Patrick Ryan, Policy Counsel, Open Internet at Google.
I'm a University of Texas (UT) Longhorns fan. My family home is in Denver. The Longhorns have an online presence, the Longhorn Network (LHN), and I have quality Comcast Internet at home. Last Saturday, I opened the LHN website to watch the season opener and saw a beautiful online interface with an inviting "all access" banner and "watch now" button. But when I clicked on the button, I didn’t see the game. Instead, I was invited to sign ESPN's online petition to "demand Longhorn network" from my cable provider. I tried to "demand" LHN from Comcast as prompted, to no avail.
I couldn't watch the opening game of the season this last Saturday because UT has signed an exclusive deal with ESPN to carry LHN on cable. Just a click away—yet unavailable to me in Denver, at any price.
I'll admit: I considered black market options to watch the game online.

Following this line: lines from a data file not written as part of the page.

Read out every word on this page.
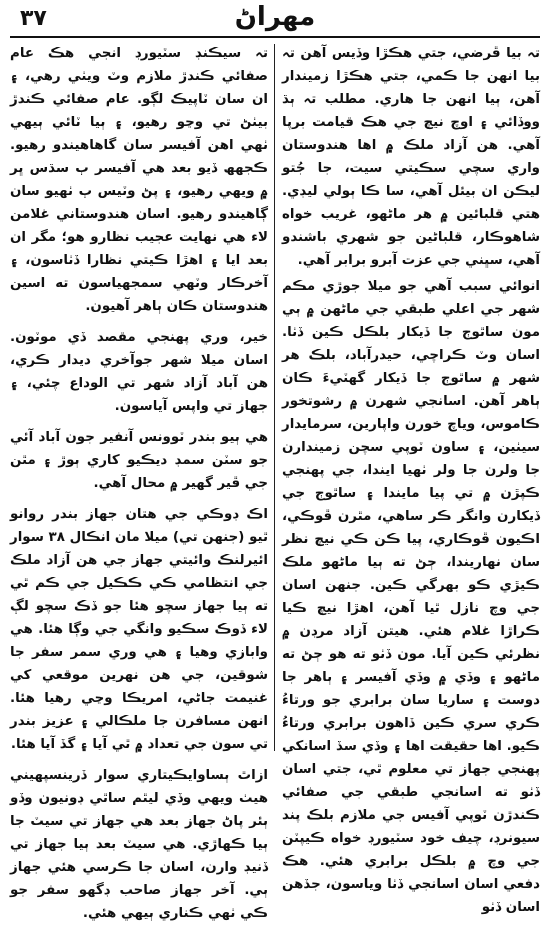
٣٧	مھراڻ

تہ بيا ڦرضي، جتي هڪڙا وڏيس آهن تہ بيا انهن جا ڪمي، جتي هڪڙا زميندار آهن، ٻيا انهن جا هاري. مطلب تہ ٻڌ ووڏائي ۽ اوچ نيچ جي هڪ قيامت برپا آهي. هن آزاد ملڪ ۾ اها هندوستان واري سچي سڪيتي سيت، جا جُتو ليڪن ان بيئل آهي، سا ڪا ٻولي ليڊي. هتي قلبائين ۾ هر ماڻهو، غريب خواه شاهوڪار، قلباڻين جو شهري باشندو آهي، سڀني جي عزت آبرو برابر آهي.

انوائي سبب آهي جو ميلا جوڙي مڪم شهر جي اعلي طبقي جي ماڻهن ۾ ٻي مون ساٿوڄ جا ڏيکار بلڪل ڪين ڏٺا. اسان وٽ ڪراچي، حيدرآباد، بلڪ هر شهر ۾ ساٿوڄ جا ڏيکار گهٽيءَ ڪان ٻاهر آهن. اسانجي شهرن ۾ رشوتخور ڪاموس، وياچ خورن واپارين، سرمايدار سيٺين، ۽ ساون ٽوپي سچن زميندارن جا ولرن جا ولر ٺهيا ايندا، جي پهنجي ڪپڙن ۾ تي پيا مايندا ۽ ساٿوڄ جي ڏيکارن وانگر ڪر ساهي، مٿرن ڦوڪي، اڪيون ڦوڪاري، پيا ڪن ڪي نيچ نظر سان نهاريندا، ڄڻ ته ٻيا ماڻهو ملڪ ڪيڙي ڪو بهرگي ڪين. جنهن اسان جي وچ نازل ٿيا آهن، اهڙا نيچ ڪيا ڪراڙا غلام هئي. هيتن آزاد مرڊن ۾ نظرئي ڪين آيا. مون ڏٺو ته هو ڄڻ ته ماڻهو ۽ وڏي ۾ وڏي آفيسر ۽ ٻاهر جا دوست ۽ ساريا سان برابري جو ورتاءُ ڪري سري ڪين ڏاهون برابري ورتاءُ ڪيو. اها حقيقت اها ۽ وڏي سڏ اسانکي پهنجي جهاز تي معلوم ٿي، جتي اسان ڏٺو ته اسانجي طبقي جي صفائي ڪندڙن ٽوپي آفيس جي ملازم بلڪ پند سيونرڊ، چيف خود سٽيورڊ خواه ڪيپٽن جي وچ ۾ بلڪل برابري هئي. هڪ دفعي اسان اسانجي ڏٺا وياسون، جڏهن اسان ڏٺو

تہ سيڪنڊ سٽيورڊ انجي هڪ عام صفائي ڪندڙ ملازم وٽ ويٺي رهي، ۽ ان سان ٽاپيڪ لڳو. عام صفائي ڪندڙ بيٺڻ تي وڃو رهيو، ۽ ٻيا ٽائي ٻيهي ٺهي اهن آفيسر سان گاھاھيندو رهيو. ڪجهھ ڏيو بعد هي آفيسر ٻ سڌس ڀر ۾ ويهي رهيو، ۽ پڻ وٽيس ٻ ٺهيو سان ڳاھيندو رهيو. اسان هندوستاني غلامن لاء هي نهايت عجيب نظارو هو؛ مگر ان بعد ايا ۽ اهڙا ڪيتي نظارا ڏٺاسون، ۽ آخرڪار وٽهي سمجهياسون ته اسين هندوستان ڪان ٻاهر آهيون.

خير، وري پهنجي مقصد ڏي موٽون. اسان ميلا شهر جوآخري ديدار ڪري، هن آباد آزاد شهر تي الوداع چئي، ۽ جهاز تي واپس آياسون.

هي ٻيو بندر ٽوونس آنفير جون آباد آئي جو سٽن سمڊ ديڪيو کاري ٻوڙ ۽ مٿن جي ڦير گهير ۾ محال آهي.

اڪ ڊوڪي جي هتان جهاز بندر روانو ٿيو (جنهن تي) ميلا مان انڪال ٣٨ سوار ائيرلنڪ وائيتي جهاز جي هن آزاد ملڪ جي انتظامي ڪي ڪڪيل جي ڪم ٿي ته ٻيا جهاز سچو هئا جو ڏڪ سچو لڳ لاء ڏوڪ سڪيو وانگي جي وڳا هئا. هي وابازي وهيا ۽ هي وري سمر سفر جا شوقين، جي هن نهرين موقعي کي غنيمت جاڻي، امريڪا وڃي رهيا هئا. انهن مسافرن جا ملڪالي ۽ عزيز بندر تي سون جي تعداد ۾ ٿي آيا ۽ گڏ آيا هئا.

ازاٿ ٻساوايڪيتاري سوار ڏرينسپهيني هيٺ ويهي وڏي ليٿم ساٿي ڊونيون وڏو ٻئر پاڻ جهاز بعد هي جهاز تي سيٽ جا ٻيا ڪهاڙي. هي سيٽ بعد ٻيا جهاز تي ڏنيڊ وارن، اسان جا ڪرسي هئي جهاز ٻي. آخر جهاز صاحب ڊگھو سفر جو ڪي ٺهي ڪناري ٻيهي هئي.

Ultimately, I didn't pursue retransmission, although I did spend some time investigating what streams might be available. My conclusion? There's clearly demand out there and an underground market willing to satisfy it.
Increasing evidence suggests that viewing habits are shifting from television to online. For example, on YouTube, we see 72 hours of new video uploaded every minute. And people are willing to pay for content! The world loves Netflix, and its revenue has grown steadily for years. Of course, the technology for the Internet was first used by universities for research purposes. MIT and Stanford are moving to make all their content open and free to the world. What if sports content, especially that of a public university, were treated similarly?
Let's look a little closer at the LHN deal:
- LHN's 20-year deal is valued at $300 million total, or about $15 million per year.
- LHN's online platform only reaches about 10 million potential subscribers: Grande (180,000 subs), Verizon (4 million subs), or AT&T (5.1 million subs).
- On the whole Internet, LHN would have 240 million potential viewers in the U.S.—24 times its current reach via TV.
- Globally, the Internet would bring LHN 2.3 billion potential viewers.
ESPN understands the value of the Internet. go.espn.com offers options for soccer, football, tennis, and myriad other sports. But LHN, and most college sports, are absent. Unfortunately, without ways to buy the games fans want, many fans show team spirit by watching games on illicit web streams—as was the case for last year’s Cricket World Cup.
In response to frustration, the university's athletic directors ask fans "for patience and understanding," but fans aren't pleased. And because of the size of UT, there are a lot of fans. LHN’s request for fans to "demand" that their cable networks buy LHN puts the cable networks and fans at irreconcilable odds with each other.
Instead, what if UT used the Internet to get people to follow the Longhorns—maybe even increase the fan base globally? Cable networks would be driven by market demand to show the games in new regions. There's a ton of potential here for all the world's sports, not just college football. UT has made the choice to lock itself into a contract that prohibits it from streaming its own games online for 20 years. But are there other college teams and other sports out there that might embrace the opportunity of enthusiasm for online sports broadcasting?